28. Mr Dale does not accept there should be any “tie” between the starting point which should apply to the Appellant, and that which had applied to Mr Burrows.
29. We do not necessarily agree with Mr Dale in this respect. References and comparisons to other penalties which are imposed within the racing jurisdiction are common in order to achieve consistency in sentences which may be imposed. Notwithstanding that, when looking independently at the overall circumstances, we agree a starting point of four (4) years and six (6) months disqualification is an appropriate starting point.
30. This starting point recognises the offences which were committed on the day were serious and undermine the integrity of the Industry. It is vital the Industry takes a stern view of such offending. If the wagering public loses confidence in the integrity of the Industry, then that obviously has a significant impact on all. We do recognise the Appellant played a secondary role by way of assisting only. However, we believe he was well aware of what he was doing, and what he was doing was a serious breach of the Rules.
31. We therefore turn to the matter of uplift. The Adjudicative Committee adopted an uplift of eighteen (18) months disqualification, having regard to six (6) matters of aggravation. These matters of aggravation were clearly set out in paragraph 33 of the Adjudicative Committee decision. There is no need for this Tribunal to repeat those factors.
32. We agree all of the factors are relevant.
33. However, we do note:
i) Considerable emphasis was placed on the initial denial and lack of cooperation. However, when confronted with the clear facts the Appellant adopted a different stance.
ii) Although the earlier disqualification arose from matters involving the Criminal Courts, we place a slightly lesser emphasis on those matters when considering an uplift.
34. Whilst we are of the view there must be an uplift from the adopted starting point, we set that uplift at nine (9) months disqualification.
35. As we have indicated, although the Appellant did not initially assist Investigators, he did change his mind when confronted with the obvious facts. This was done sufficiently early in the proceedings to allow for the matter to proceed to hearing by way of admitted offences and therefore dealing with penalty only.

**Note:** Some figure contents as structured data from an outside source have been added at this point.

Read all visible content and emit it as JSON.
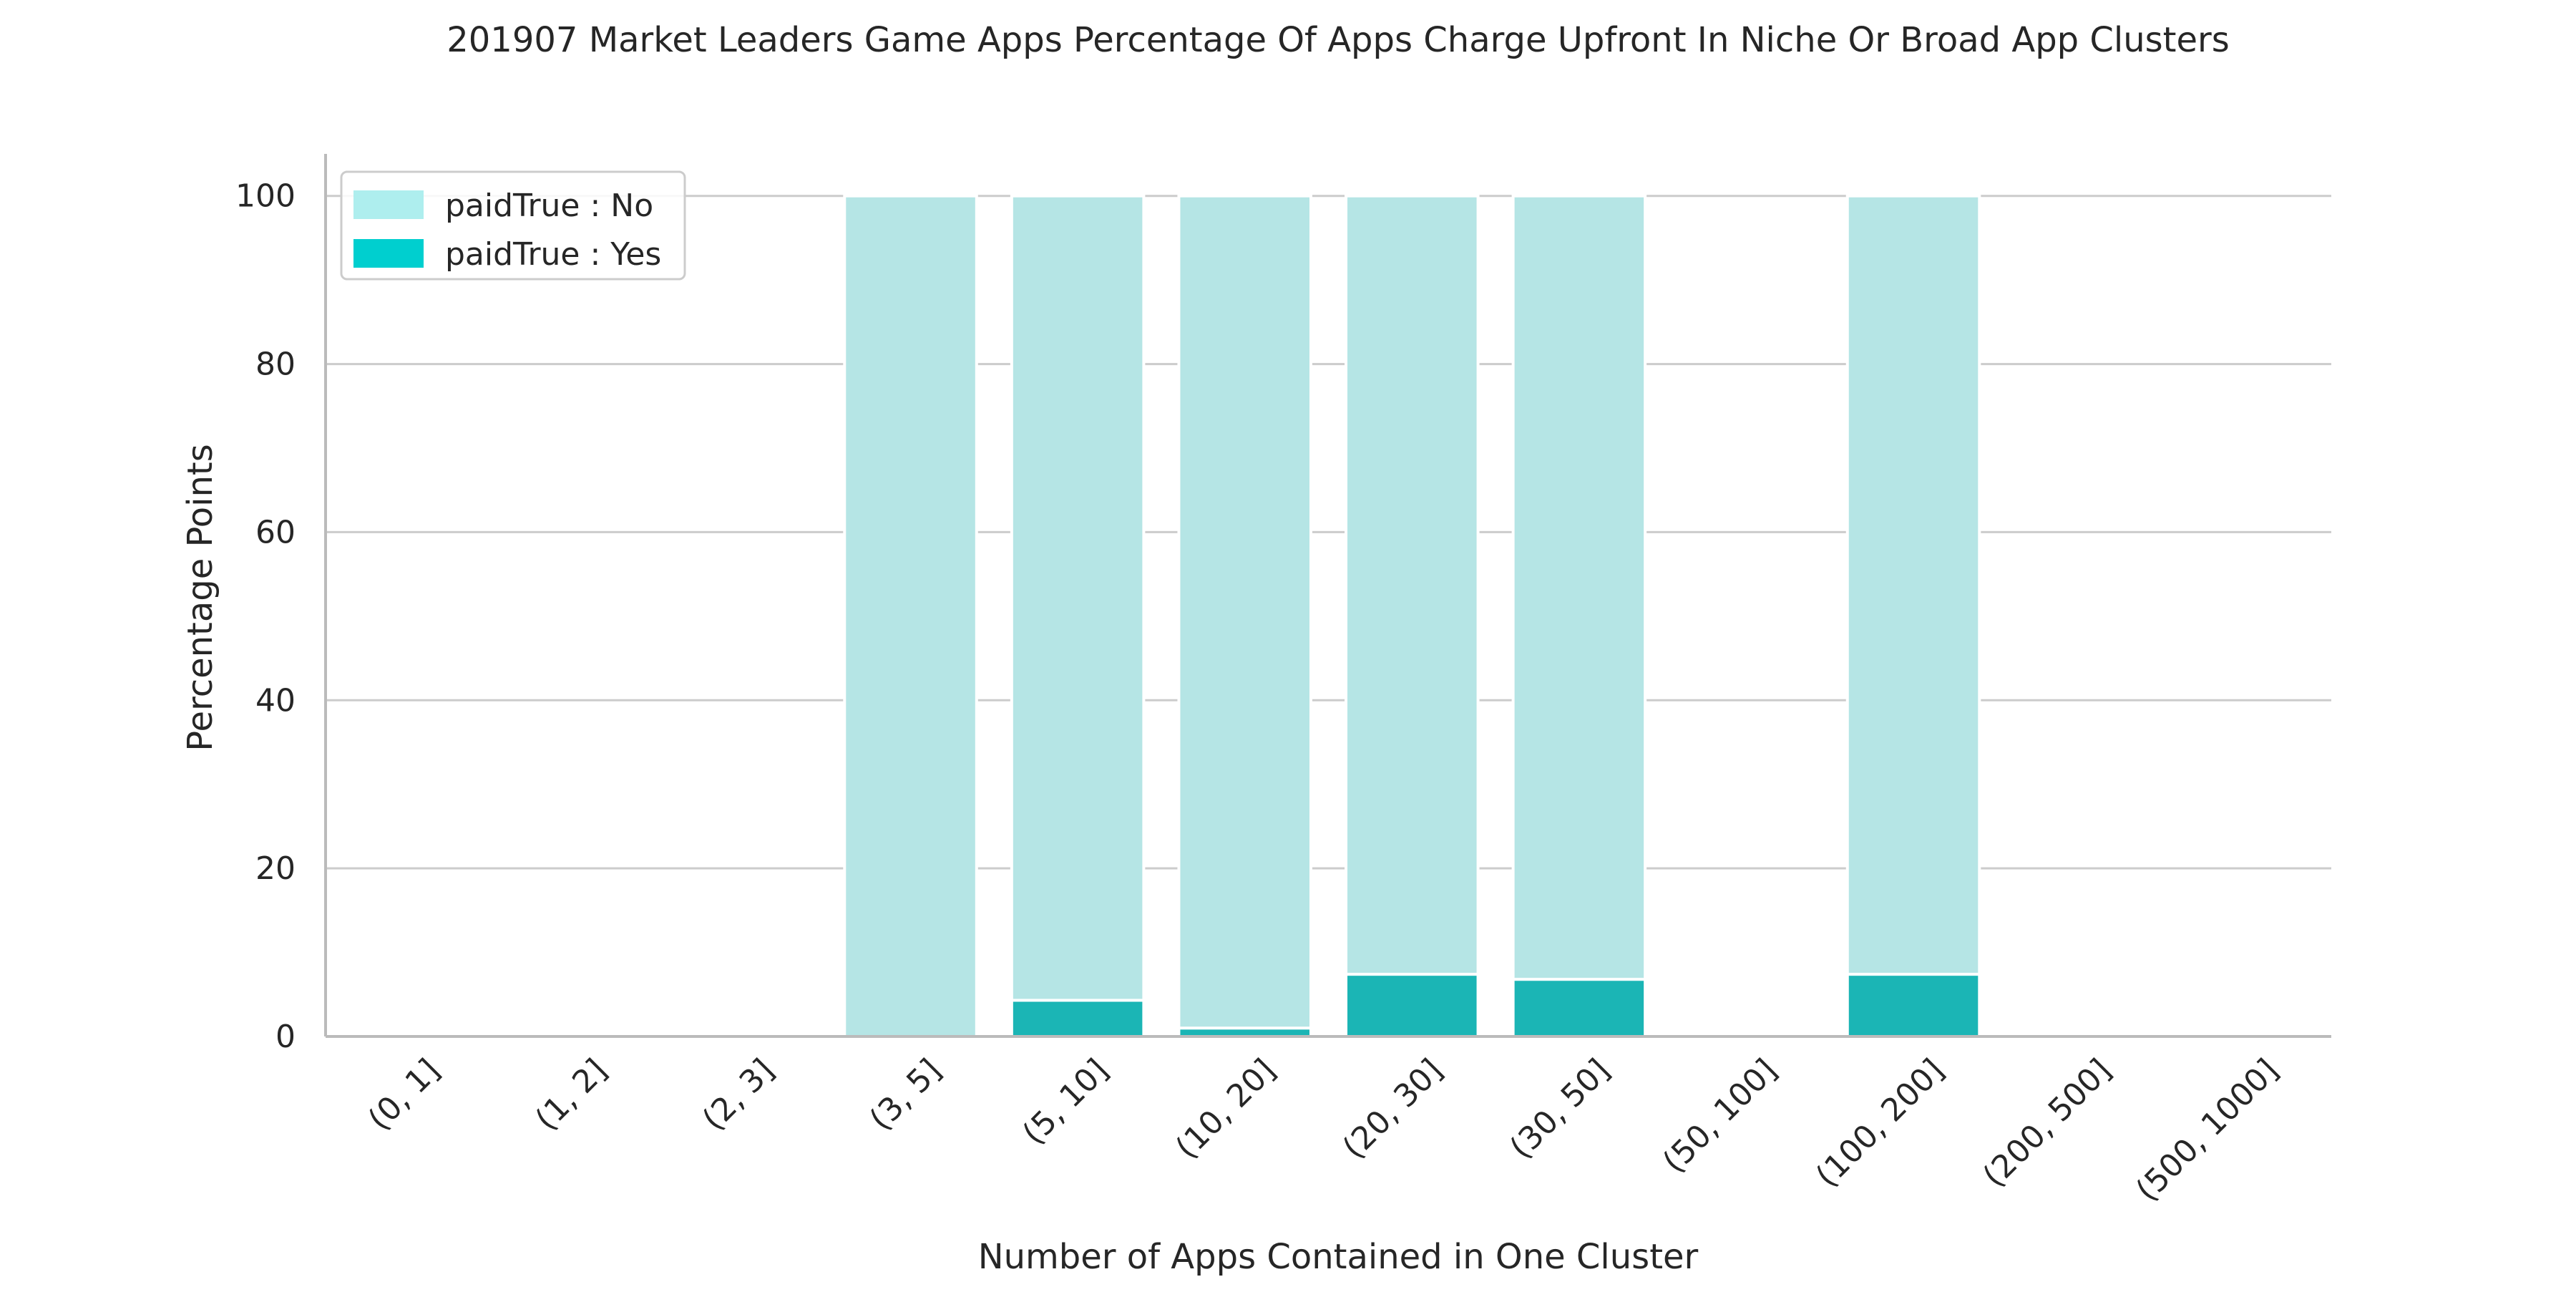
{
  "chart_data": {
    "type": "bar",
    "stacked": true,
    "title": "201907 Market Leaders Game Apps Percentage Of Apps Charge Upfront In Niche Or Broad App Clusters",
    "xlabel": "Number of Apps Contained in One Cluster",
    "ylabel": "Percentage Points",
    "categories": [
      "(0, 1]",
      "(1, 2]",
      "(2, 3]",
      "(3, 5]",
      "(5, 10]",
      "(10, 20]",
      "(20, 30]",
      "(30, 50]",
      "(50, 100]",
      "(100, 200]",
      "(200, 500]",
      "(500, 1000]"
    ],
    "series": [
      {
        "name": "paidTrue : Yes",
        "color": "#1bb5b5",
        "legend_color": "#00cfcf",
        "values": [
          0,
          0,
          0,
          0,
          4.3,
          1.0,
          7.4,
          6.8,
          0,
          7.4,
          0,
          0
        ]
      },
      {
        "name": "paidTrue : No",
        "color": "#b5e5e5",
        "legend_color": "#aeeeee",
        "values": [
          0,
          0,
          0,
          100,
          95.7,
          99.0,
          92.6,
          93.2,
          0,
          92.6,
          0,
          0
        ]
      }
    ],
    "ylim": [
      0,
      105
    ],
    "yticks": [
      0,
      20,
      40,
      60,
      80,
      100
    ],
    "grid": "horizontal",
    "legend_position": "top-left",
    "legend_order": [
      "paidTrue : No",
      "paidTrue : Yes"
    ],
    "gridline_color": "#cccccc",
    "axis_color": "#bbbbbb"
  }
}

36. Whist a guilty plea does not automatically create any entitlement to a discount on penalty, we have considered the Supreme Court Decision in Hessell v R  135 which was referred to in the Adjudicative Committee Decision. Having regard to those circumstances, we are of the view there should be some discount allowed for the guilty plea.
37. We are of the view the discount allowed by the Adjudicative Committee of nine (9) months discount in disqualification is correct.

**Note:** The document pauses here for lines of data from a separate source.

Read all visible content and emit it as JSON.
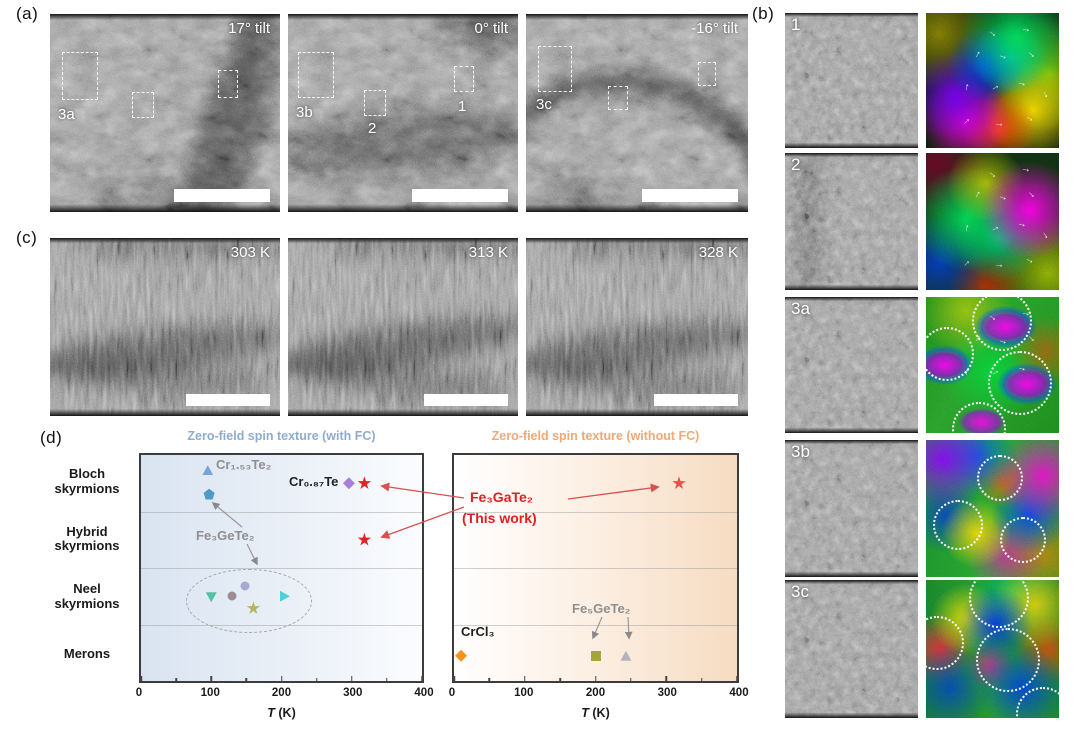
{
  "panels": {
    "a": {
      "label": "(a)",
      "images": [
        {
          "tilt": "17° tilt",
          "regions": [
            "3a"
          ]
        },
        {
          "tilt": "0° tilt",
          "regions": [
            "3b",
            "2",
            "1"
          ]
        },
        {
          "tilt": "-16° tilt",
          "regions": [
            "3c"
          ]
        }
      ]
    },
    "b": {
      "label": "(b)",
      "rows": [
        {
          "id": "1"
        },
        {
          "id": "2"
        },
        {
          "id": "3a"
        },
        {
          "id": "3b"
        },
        {
          "id": "3c"
        }
      ]
    },
    "c": {
      "label": "(c)",
      "images": [
        {
          "temperature": "303 K"
        },
        {
          "temperature": "313 K"
        },
        {
          "temperature": "328 K"
        }
      ]
    },
    "d": {
      "label": "(d)",
      "annotations": {
        "cr153te2": "Cr₁.₅₃Te₂",
        "cr087te": "Cr₀.₈₇Te",
        "fe3gete2": "Fe₃GeTe₂",
        "fe3gate2": "Fe₃GaTe₂",
        "this_work": "(This work)",
        "crcl3": "CrCl₃",
        "fe5gete2": "Fe₅GeTe₂"
      }
    }
  },
  "chart_data": [
    {
      "type": "scatter",
      "title": "Zero-field spin texture (with FC)",
      "title_color": "#8faccf",
      "xlabel": "T (K)",
      "xlim": [
        0,
        400
      ],
      "xticks": [
        0,
        100,
        200,
        300,
        400
      ],
      "categories": [
        "Bloch skyrmions",
        "Hybrid skyrmions",
        "Neel skyrmions",
        "Merons"
      ],
      "points": [
        {
          "material": "Cr₁.₅₃Te₂",
          "T": 95,
          "category": "Bloch skyrmions",
          "marker": "triangle-up",
          "color": "#7aa3d6",
          "dy": -13
        },
        {
          "material": "Fe₃GeTe₂",
          "T": 97,
          "category": "Bloch skyrmions",
          "marker": "pentagon",
          "color": "#4f9bc8",
          "dy": 11
        },
        {
          "material": "Cr₀.₈₇Te",
          "T": 296,
          "category": "Bloch skyrmions",
          "marker": "diamond",
          "color": "#a77fd9",
          "dy": 0
        },
        {
          "material": "Fe₃GaTe₂ (This work)",
          "T": 318,
          "category": "Bloch skyrmions",
          "marker": "star",
          "color": "#e02424",
          "dy": 0
        },
        {
          "material": "Fe₃GaTe₂ (This work)",
          "T": 318,
          "category": "Hybrid skyrmions",
          "marker": "star",
          "color": "#e02424",
          "dy": 0
        },
        {
          "material": "Fe₃GeTe₂",
          "T": 100,
          "category": "Neel skyrmions",
          "marker": "triangle-down",
          "color": "#57bfa2",
          "dy": 1
        },
        {
          "material": "Fe₃GeTe₂",
          "T": 130,
          "category": "Neel skyrmions",
          "marker": "circle",
          "color": "#9b8d93",
          "dy": 0
        },
        {
          "material": "Fe₃GeTe₂",
          "T": 148,
          "category": "Neel skyrmions",
          "marker": "circle",
          "color": "#a9a9d0",
          "dy": -10
        },
        {
          "material": "Fe₃GeTe₂",
          "T": 160,
          "category": "Neel skyrmions",
          "marker": "star",
          "color": "#b8b45e",
          "dy": 12
        },
        {
          "material": "Fe₃GeTe₂",
          "T": 205,
          "category": "Neel skyrmions",
          "marker": "triangle-right",
          "color": "#4ed0d8",
          "dy": 0
        }
      ]
    },
    {
      "type": "scatter",
      "title": "Zero-field spin texture (without FC)",
      "title_color": "#f0a877",
      "xlabel": "T (K)",
      "xlim": [
        0,
        400
      ],
      "xticks": [
        0,
        100,
        200,
        300,
        400
      ],
      "categories": [
        "Bloch skyrmions",
        "Hybrid skyrmions",
        "Neel skyrmions",
        "Merons"
      ],
      "points": [
        {
          "material": "Fe₃GaTe₂ (This work)",
          "T": 318,
          "category": "Bloch skyrmions",
          "marker": "star",
          "color": "#e8524a",
          "dy": 0
        },
        {
          "material": "CrCl₃",
          "T": 10,
          "category": "Merons",
          "marker": "diamond",
          "color": "#f5921e",
          "dy": 3
        },
        {
          "material": "Fe₅GeTe₂",
          "T": 200,
          "category": "Merons",
          "marker": "square",
          "color": "#a8a23c",
          "dy": 3
        },
        {
          "material": "Fe₅GeTe₂",
          "T": 243,
          "category": "Merons",
          "marker": "triangle-up",
          "color": "#b3b3bd",
          "dy": 3
        }
      ]
    }
  ]
}
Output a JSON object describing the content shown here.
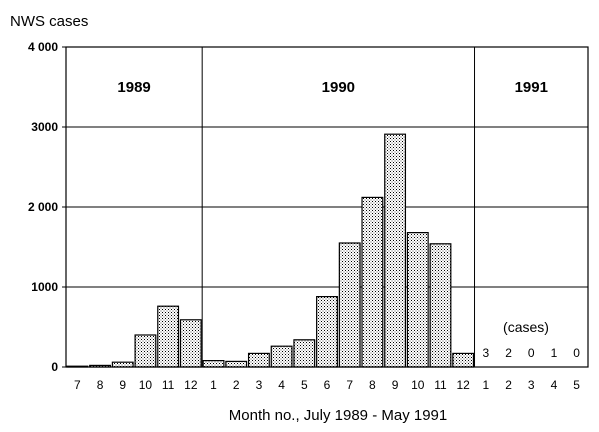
{
  "chart_data": {
    "type": "bar",
    "ylabel": "NWS cases",
    "xlabel": "Month no., July 1989 - May 1991",
    "ylim": [
      0,
      4000
    ],
    "yticks": [
      {
        "value": 0,
        "label": "0"
      },
      {
        "value": 1000,
        "label": "1000"
      },
      {
        "value": 2000,
        "label": "2 000"
      },
      {
        "value": 3000,
        "label": "3000"
      },
      {
        "value": 4000,
        "label": "4 000"
      }
    ],
    "grid": true,
    "categories": [
      "7",
      "8",
      "9",
      "10",
      "11",
      "12",
      "1",
      "2",
      "3",
      "4",
      "5",
      "6",
      "7",
      "8",
      "9",
      "10",
      "11",
      "12",
      "1",
      "2",
      "3",
      "4",
      "5"
    ],
    "values": [
      10,
      20,
      60,
      400,
      760,
      590,
      80,
      70,
      170,
      260,
      340,
      880,
      1550,
      2120,
      2910,
      1680,
      1540,
      170,
      3,
      2,
      0,
      1,
      0
    ],
    "value_labels": [
      null,
      null,
      null,
      null,
      null,
      null,
      null,
      null,
      null,
      null,
      null,
      null,
      null,
      null,
      null,
      null,
      null,
      null,
      "3",
      "2",
      "0",
      "1",
      "0"
    ],
    "year_groups": [
      {
        "label": "1989",
        "start_index": 0,
        "end_index": 5
      },
      {
        "label": "1990",
        "start_index": 6,
        "end_index": 17
      },
      {
        "label": "1991",
        "start_index": 18,
        "end_index": 22
      }
    ],
    "annotation": "(cases)"
  }
}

38. By applying these matters, the Tribunal is of the view clear sentencing principles which have been widely adopted in RIU v L are satisfied.

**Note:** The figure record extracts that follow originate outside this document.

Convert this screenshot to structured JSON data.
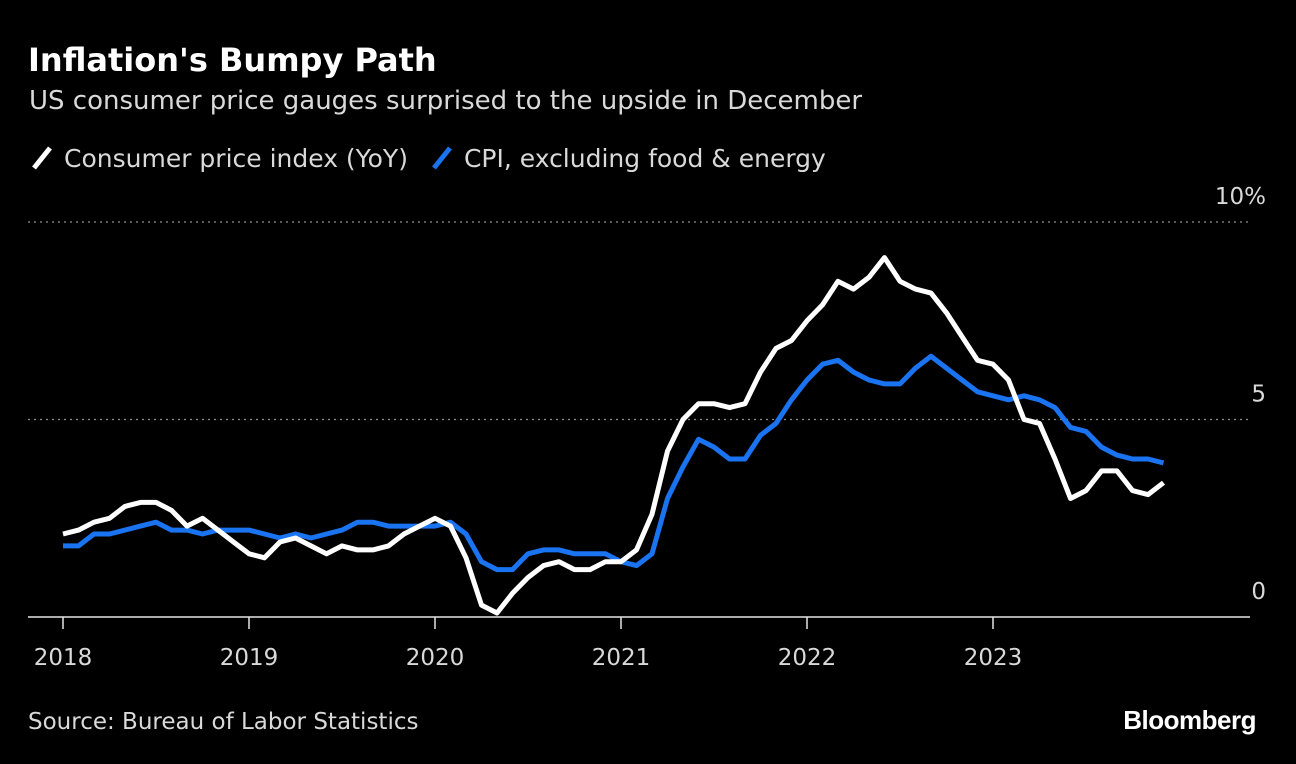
{
  "title": "Inflation's Bumpy Path",
  "subtitle": "US consumer price gauges surprised to the upside in December",
  "source": "Source: Bureau of Labor Statistics",
  "brand": "Bloomberg",
  "colors": {
    "background": "#000000",
    "cpi": "#ffffff",
    "core": "#1a73f0",
    "grid": "#8c8c8c",
    "text": "#d9d9d9"
  },
  "chart_data": {
    "type": "line",
    "title": "Inflation's Bumpy Path",
    "xlabel": "",
    "ylabel": "",
    "x_start": "2018-01",
    "x_end": "2023-12",
    "frequency": "monthly",
    "xticks": [
      "2018",
      "2019",
      "2020",
      "2021",
      "2022",
      "2023"
    ],
    "yticks": [
      {
        "value": 0,
        "label": "0"
      },
      {
        "value": 5,
        "label": "5"
      },
      {
        "value": 10,
        "label": "10%"
      }
    ],
    "ylim": [
      0,
      10
    ],
    "grid": "horizontal dotted",
    "legend": "top-left",
    "series": [
      {
        "name": "Consumer price index (YoY)",
        "color": "#ffffff",
        "values": [
          2.1,
          2.2,
          2.4,
          2.5,
          2.8,
          2.9,
          2.9,
          2.7,
          2.3,
          2.5,
          2.2,
          1.9,
          1.6,
          1.5,
          1.9,
          2.0,
          1.8,
          1.6,
          1.8,
          1.7,
          1.7,
          1.8,
          2.1,
          2.3,
          2.5,
          2.3,
          1.5,
          0.3,
          0.1,
          0.6,
          1.0,
          1.3,
          1.4,
          1.2,
          1.2,
          1.4,
          1.4,
          1.7,
          2.6,
          4.2,
          5.0,
          5.4,
          5.4,
          5.3,
          5.4,
          6.2,
          6.8,
          7.0,
          7.5,
          7.9,
          8.5,
          8.3,
          8.6,
          9.1,
          8.5,
          8.3,
          8.2,
          7.7,
          7.1,
          6.5,
          6.4,
          6.0,
          5.0,
          4.9,
          4.0,
          3.0,
          3.2,
          3.7,
          3.7,
          3.2,
          3.1,
          3.4
        ]
      },
      {
        "name": "CPI, excluding food & energy",
        "color": "#1a73f0",
        "values": [
          1.8,
          1.8,
          2.1,
          2.1,
          2.2,
          2.3,
          2.4,
          2.2,
          2.2,
          2.1,
          2.2,
          2.2,
          2.2,
          2.1,
          2.0,
          2.1,
          2.0,
          2.1,
          2.2,
          2.4,
          2.4,
          2.3,
          2.3,
          2.3,
          2.3,
          2.4,
          2.1,
          1.4,
          1.2,
          1.2,
          1.6,
          1.7,
          1.7,
          1.6,
          1.6,
          1.6,
          1.4,
          1.3,
          1.6,
          3.0,
          3.8,
          4.5,
          4.3,
          4.0,
          4.0,
          4.6,
          4.9,
          5.5,
          6.0,
          6.4,
          6.5,
          6.2,
          6.0,
          5.9,
          5.9,
          6.3,
          6.6,
          6.3,
          6.0,
          5.7,
          5.6,
          5.5,
          5.6,
          5.5,
          5.3,
          4.8,
          4.7,
          4.3,
          4.1,
          4.0,
          4.0,
          3.9
        ]
      }
    ]
  }
}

39. For the reasons we have set out, we believe the starting point of four (4) years and six (6) months disqualification on Information A16904 is appropriate with an uplift of nine (9) months for aggravating matters followed by a discount also of nine (9) months for mitigating matters. On this Information, the penalty imposed by the Adjudicative Committee is quashed and is substituted with a disqualification for a period of four (4) years and six (6) months commencing on 20 March 2023.
40. The penalties which were imposed concurrently by the Adjudicative Committee on Information’s A16905 and A16906, being periods of disqualification of eighteen (18) months and nine (9) months respectively, are to remain. These disqualification periods are to be served concurrently with the disqualification imposed on Information A16904.
41. The Appeals Tribunal therefore allows the Appeal to this extent.
42. There will be no order as to costs as this Appeal has been conducted on the papers.